Gnostics were very spiritual people. In fact, they were pretty sure that all things spiritual were really great, especially compared to all things material—including human bodies. Gnostics thought that the body’s feelings and passions prevented people from thinking holy, spiritual thoughts. In fact, many Gnostics described their bodies as prisons in which their spiritual selves were locked up. And what their spiritual selves, their souls, really wanted was freedom from the body so that they could be reunited with the great big spirit in the sky.

It is hard for us to imagine life this way. As long as we’re healthy, we love our bodies, exercise them, diet, dress them up, romp in bed with them, play in them—and we think this is all great! But the ancient world was a place without aspirin or antibiotics, a place where life was often short, brutish, attended by poverty and hardship. Life in bodies was often hard and people longed for something better. They thought they might find it in spiritual release. Gnosticism promised people the secret wisdom (“gnosis” is the ancient Greek word for wisdom) that would help their souls escape the horrors of life in the body for real life in the spirit realm.

Gnosticism was too complex and diverse a religious movement to easily generalize about it. But much of the wisdom that they were focused on had to do with religious rules and regulations, habits and disciplines that focused on beating the body and its passions into submission, so that the body wouldn’t get in the way of the true spiritual self.

This means Gnostics were usually ascetic. They emphasized eating less, having less sex, meditation rather than exercise and worship and rituals rather than working and partying. In their places of worship they heard sermons about the secret passwords and rituals their spirits would need, once their bodies died, to join the great big spirit in the sky.

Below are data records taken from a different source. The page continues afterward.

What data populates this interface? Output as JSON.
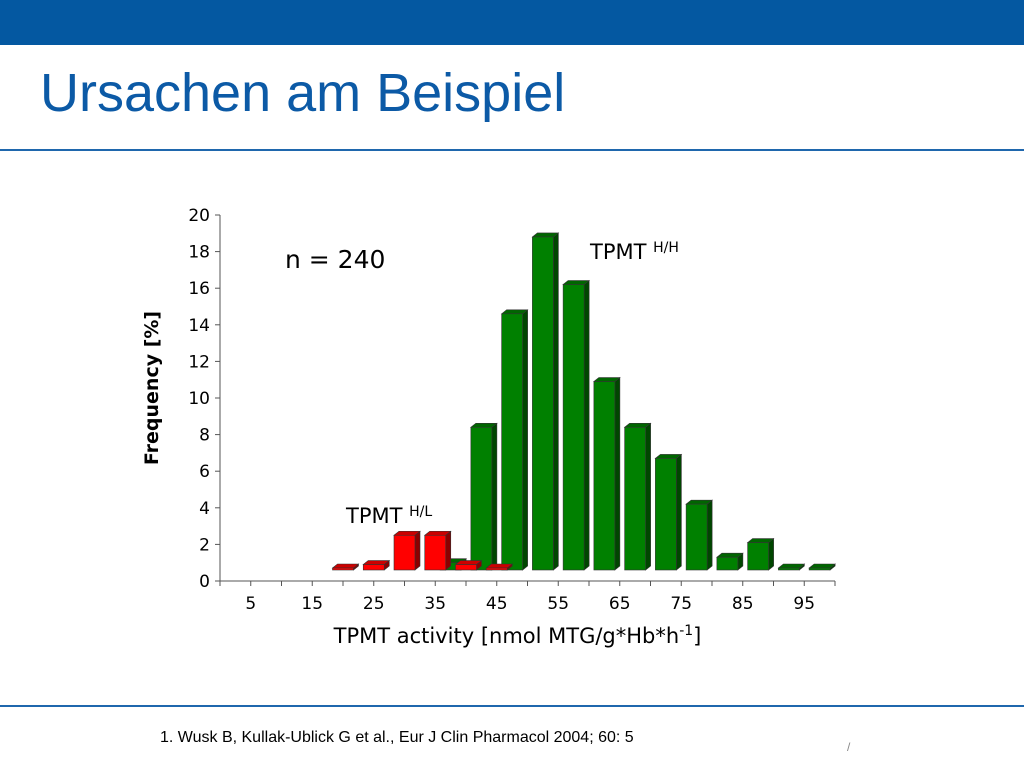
{
  "header": {
    "title": "Ursachen am Beispiel"
  },
  "footer": {
    "reference": "1. Wusk B, Kullak-Ublick G et al., Eur J Clin Pharmacol 2004; 60: 5",
    "page": "/"
  },
  "chart_data": {
    "type": "bar",
    "xlabel": "TPMT activity [nmol MTG/g*Hb*h",
    "xlabel_sup": "-1",
    "xlabel_end": "]",
    "ylabel": "Frequency [%]",
    "ylim": [
      0,
      20
    ],
    "yticks": [
      0,
      2,
      4,
      6,
      8,
      10,
      12,
      14,
      16,
      18,
      20
    ],
    "xtick_labels": [
      "5",
      "15",
      "25",
      "35",
      "45",
      "55",
      "65",
      "75",
      "85",
      "95"
    ],
    "annotation": "n = 240",
    "series": [
      {
        "name": "TPMT H/L",
        "label_main": "TPMT",
        "label_sup": "H/L",
        "color": "#ff0000",
        "x": [
          20,
          25,
          30,
          35,
          40,
          45
        ],
        "values": [
          0.5,
          0.9,
          2.5,
          2.5,
          0.9,
          0.5
        ]
      },
      {
        "name": "TPMT H/H",
        "label_main": "TPMT",
        "label_sup": "H/H",
        "color": "#008000",
        "x": [
          37.5,
          42.5,
          47.5,
          52.5,
          57.5,
          62.5,
          67.5,
          72.5,
          77.5,
          82.5,
          87.5,
          92.5,
          97.5
        ],
        "values": [
          1.0,
          8.4,
          14.6,
          18.8,
          16.2,
          10.9,
          8.4,
          6.7,
          4.2,
          1.3,
          2.1,
          0.4,
          0.4
        ]
      }
    ],
    "grid": false
  }
}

The New Testament warns against gnostic spirituality. Perhaps the best known such passage is in Colossians 2, where Paul warns Christians not to “let anyone condemn you in matters of food and drink or of observing festivals, new moons, or sabbaths.” He tells Christians not to submit to such “self-abasement,” or to people who say, “Do not handle, do not taste, do not touch.” Paul says such regulations as well as severe treatment of the body might have the appearance of wisdom—there is the Greek word “gnosis,”—but they are of no real value for Christians.

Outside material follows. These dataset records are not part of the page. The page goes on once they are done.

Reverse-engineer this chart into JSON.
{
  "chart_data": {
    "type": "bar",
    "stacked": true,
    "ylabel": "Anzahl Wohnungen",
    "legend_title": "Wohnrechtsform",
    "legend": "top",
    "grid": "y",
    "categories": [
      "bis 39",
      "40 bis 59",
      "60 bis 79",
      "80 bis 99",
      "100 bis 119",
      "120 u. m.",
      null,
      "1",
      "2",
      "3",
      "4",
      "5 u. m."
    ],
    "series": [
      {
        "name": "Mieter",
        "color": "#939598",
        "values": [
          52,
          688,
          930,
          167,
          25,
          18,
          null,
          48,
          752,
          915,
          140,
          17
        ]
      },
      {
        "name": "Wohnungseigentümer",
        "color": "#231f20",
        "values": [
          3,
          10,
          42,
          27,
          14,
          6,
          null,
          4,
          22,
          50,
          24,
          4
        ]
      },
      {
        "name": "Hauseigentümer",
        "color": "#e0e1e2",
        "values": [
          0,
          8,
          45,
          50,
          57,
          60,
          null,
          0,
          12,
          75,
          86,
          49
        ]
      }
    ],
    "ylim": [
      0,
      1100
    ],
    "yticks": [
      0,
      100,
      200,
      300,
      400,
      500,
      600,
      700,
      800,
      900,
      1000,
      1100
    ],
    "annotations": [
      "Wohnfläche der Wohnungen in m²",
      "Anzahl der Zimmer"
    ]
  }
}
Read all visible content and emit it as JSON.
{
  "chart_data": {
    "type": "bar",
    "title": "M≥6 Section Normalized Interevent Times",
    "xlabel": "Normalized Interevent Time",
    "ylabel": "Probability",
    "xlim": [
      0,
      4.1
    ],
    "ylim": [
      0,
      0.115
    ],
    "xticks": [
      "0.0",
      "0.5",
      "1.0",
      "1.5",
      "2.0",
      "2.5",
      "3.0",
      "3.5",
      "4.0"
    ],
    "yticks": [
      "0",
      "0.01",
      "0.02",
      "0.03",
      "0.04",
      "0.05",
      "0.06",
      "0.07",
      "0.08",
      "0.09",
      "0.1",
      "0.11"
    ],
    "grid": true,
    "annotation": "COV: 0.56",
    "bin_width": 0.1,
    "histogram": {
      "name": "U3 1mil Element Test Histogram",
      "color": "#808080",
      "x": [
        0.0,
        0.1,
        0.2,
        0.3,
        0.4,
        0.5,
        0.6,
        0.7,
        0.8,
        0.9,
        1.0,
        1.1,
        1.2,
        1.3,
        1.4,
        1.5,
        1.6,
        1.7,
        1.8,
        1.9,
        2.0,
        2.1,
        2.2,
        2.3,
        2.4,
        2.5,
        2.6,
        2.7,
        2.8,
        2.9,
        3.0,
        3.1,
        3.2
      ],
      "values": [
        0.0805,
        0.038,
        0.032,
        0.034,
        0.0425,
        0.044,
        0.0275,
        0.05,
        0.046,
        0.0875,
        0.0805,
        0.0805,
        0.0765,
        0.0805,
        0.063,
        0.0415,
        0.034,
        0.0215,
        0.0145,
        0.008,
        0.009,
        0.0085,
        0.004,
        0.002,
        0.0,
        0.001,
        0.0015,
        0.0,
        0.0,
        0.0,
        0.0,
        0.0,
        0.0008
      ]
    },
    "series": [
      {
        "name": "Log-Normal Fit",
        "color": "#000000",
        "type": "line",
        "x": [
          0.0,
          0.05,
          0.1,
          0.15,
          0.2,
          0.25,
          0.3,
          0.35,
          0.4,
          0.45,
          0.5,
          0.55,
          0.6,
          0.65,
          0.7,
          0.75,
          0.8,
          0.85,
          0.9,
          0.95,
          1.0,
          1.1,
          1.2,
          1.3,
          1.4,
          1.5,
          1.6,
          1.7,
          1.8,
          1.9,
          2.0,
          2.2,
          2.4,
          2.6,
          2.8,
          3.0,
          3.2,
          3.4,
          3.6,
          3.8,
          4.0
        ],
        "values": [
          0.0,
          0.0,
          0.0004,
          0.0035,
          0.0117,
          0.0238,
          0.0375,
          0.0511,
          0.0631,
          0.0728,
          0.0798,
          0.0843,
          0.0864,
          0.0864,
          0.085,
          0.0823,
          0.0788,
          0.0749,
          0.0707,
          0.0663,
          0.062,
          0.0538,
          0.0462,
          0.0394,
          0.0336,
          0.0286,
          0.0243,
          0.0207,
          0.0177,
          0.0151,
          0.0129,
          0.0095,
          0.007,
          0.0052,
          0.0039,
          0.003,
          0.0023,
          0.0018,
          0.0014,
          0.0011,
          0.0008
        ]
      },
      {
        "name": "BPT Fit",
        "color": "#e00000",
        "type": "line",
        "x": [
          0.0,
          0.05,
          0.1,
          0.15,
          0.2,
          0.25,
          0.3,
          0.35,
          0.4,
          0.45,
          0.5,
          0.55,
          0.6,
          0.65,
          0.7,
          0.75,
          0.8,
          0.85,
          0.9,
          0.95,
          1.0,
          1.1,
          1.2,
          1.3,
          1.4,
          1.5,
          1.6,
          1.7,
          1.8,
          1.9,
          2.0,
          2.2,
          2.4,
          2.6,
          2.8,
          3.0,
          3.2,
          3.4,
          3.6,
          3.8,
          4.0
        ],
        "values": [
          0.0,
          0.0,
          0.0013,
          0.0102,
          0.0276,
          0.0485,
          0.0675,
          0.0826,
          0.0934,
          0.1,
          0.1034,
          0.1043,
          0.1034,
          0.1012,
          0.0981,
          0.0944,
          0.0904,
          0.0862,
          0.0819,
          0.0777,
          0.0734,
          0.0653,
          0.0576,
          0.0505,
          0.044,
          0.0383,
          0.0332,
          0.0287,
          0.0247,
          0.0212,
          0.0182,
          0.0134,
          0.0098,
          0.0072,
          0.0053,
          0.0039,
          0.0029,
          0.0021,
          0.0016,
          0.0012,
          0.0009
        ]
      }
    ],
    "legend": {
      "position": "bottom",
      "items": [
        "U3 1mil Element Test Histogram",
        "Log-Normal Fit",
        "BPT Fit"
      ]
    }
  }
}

Why does Paul reject this kind of religion? Well because neither he, nor Christians in general, believe that life in the flesh means exile for the soul.

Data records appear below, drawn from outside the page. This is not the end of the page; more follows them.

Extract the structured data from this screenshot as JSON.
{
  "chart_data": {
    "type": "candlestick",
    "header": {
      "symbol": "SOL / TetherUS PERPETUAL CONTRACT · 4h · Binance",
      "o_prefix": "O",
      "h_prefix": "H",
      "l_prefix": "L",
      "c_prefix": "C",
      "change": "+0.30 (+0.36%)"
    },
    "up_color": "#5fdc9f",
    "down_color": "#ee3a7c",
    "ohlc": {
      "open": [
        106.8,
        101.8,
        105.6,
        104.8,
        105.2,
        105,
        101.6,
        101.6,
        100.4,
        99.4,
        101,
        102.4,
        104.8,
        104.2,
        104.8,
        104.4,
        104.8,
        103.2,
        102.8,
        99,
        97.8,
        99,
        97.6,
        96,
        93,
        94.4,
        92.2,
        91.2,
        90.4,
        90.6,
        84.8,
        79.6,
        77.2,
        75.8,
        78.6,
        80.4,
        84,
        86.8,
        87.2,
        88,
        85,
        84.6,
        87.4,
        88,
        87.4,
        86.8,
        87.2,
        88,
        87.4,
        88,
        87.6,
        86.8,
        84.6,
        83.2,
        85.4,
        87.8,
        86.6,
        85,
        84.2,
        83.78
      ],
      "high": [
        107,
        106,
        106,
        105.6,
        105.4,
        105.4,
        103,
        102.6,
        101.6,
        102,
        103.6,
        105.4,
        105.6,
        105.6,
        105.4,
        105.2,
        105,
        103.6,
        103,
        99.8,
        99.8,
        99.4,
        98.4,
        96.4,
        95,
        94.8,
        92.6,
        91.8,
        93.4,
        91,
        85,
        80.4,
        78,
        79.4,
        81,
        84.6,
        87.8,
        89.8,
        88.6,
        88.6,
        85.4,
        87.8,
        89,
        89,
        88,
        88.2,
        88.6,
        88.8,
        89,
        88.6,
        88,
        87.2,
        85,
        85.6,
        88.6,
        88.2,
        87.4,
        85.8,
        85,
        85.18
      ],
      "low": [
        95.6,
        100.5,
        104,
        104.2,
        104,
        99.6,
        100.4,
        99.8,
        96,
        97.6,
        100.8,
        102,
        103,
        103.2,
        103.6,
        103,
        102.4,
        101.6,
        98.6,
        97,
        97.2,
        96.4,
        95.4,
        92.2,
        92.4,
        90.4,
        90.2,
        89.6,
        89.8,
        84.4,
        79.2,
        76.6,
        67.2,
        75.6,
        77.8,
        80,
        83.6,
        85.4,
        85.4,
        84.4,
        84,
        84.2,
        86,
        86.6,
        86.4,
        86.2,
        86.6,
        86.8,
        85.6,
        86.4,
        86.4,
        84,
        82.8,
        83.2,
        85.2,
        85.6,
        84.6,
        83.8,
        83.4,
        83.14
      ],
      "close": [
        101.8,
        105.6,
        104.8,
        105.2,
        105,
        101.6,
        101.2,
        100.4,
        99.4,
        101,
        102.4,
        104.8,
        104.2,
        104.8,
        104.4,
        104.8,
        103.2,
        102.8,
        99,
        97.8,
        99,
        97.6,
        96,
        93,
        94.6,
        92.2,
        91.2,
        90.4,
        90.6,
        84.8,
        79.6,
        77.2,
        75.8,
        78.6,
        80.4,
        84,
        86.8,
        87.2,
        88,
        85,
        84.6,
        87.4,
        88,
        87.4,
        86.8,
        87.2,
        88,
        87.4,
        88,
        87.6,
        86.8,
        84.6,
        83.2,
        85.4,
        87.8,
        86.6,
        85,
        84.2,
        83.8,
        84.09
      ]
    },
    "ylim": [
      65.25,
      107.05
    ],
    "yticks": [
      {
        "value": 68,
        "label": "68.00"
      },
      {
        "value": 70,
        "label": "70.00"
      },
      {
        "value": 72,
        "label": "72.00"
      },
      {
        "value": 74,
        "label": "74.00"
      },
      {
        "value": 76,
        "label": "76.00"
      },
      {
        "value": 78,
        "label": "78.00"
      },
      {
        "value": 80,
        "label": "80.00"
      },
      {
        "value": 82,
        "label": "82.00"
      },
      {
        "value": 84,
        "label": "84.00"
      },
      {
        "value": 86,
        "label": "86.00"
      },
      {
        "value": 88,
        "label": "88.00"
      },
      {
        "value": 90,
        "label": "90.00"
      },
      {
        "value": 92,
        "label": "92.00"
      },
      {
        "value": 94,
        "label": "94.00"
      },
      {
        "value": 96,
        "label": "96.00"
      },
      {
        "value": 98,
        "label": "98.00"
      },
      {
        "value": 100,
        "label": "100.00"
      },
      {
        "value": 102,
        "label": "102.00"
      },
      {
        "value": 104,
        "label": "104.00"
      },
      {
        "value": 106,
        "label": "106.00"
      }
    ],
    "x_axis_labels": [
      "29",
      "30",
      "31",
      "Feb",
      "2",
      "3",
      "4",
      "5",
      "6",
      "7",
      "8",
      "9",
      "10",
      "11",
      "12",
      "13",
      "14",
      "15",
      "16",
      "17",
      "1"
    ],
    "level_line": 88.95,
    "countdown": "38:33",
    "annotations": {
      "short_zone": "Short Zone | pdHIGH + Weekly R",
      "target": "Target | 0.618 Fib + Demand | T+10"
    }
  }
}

Ultimately the message of Christianity is that the body and its appetites are God-given gifts to be nurtured and enjoyed. According to the creation myth, God created Adam and Eve naked and not ashamed. Bodies are good! The Old Testament “Song of Songs” is a celebration of a good romp in bed with your beloved and enjoying this bodily pleasure as a divine gift. The story of Easter is that Jesus’ body was resurrected because a spirit without a body is missing something. And Paul taught that we are saved by grace rather than by secret wisdom about how to beat the body into submission.

I would say any religion that tries to make a good bottle of wine or beautiful painted nails or a feast with friends inherently evil is merely a gnostic-like misunderstanding of Christianity. Everything—Paul means all material things, in another tirade against Gnosticism from First Timothy—“everything created by God is good, and nothing is to be rejected, provided it is received with thanksgiving.”

Religion that promotes a set of rules and regulations that always says “No!” to the body in order to promote one’s spiritual side isn’t what the Bible is about. True spiritual life is always life in the body. So long as we use our life in the body to love our neighbors, to pursue justice and mercy and the good for others that Jesus sought to demonstrate in his bodily life, we ought to enjoy our bodies as a divine gift.

So, by all means, pick up a copy A New New Testament or some other gnostic gospels. And allow yourself to be fascinated by how Christianity offers a very different perspective on the relation of body and soul.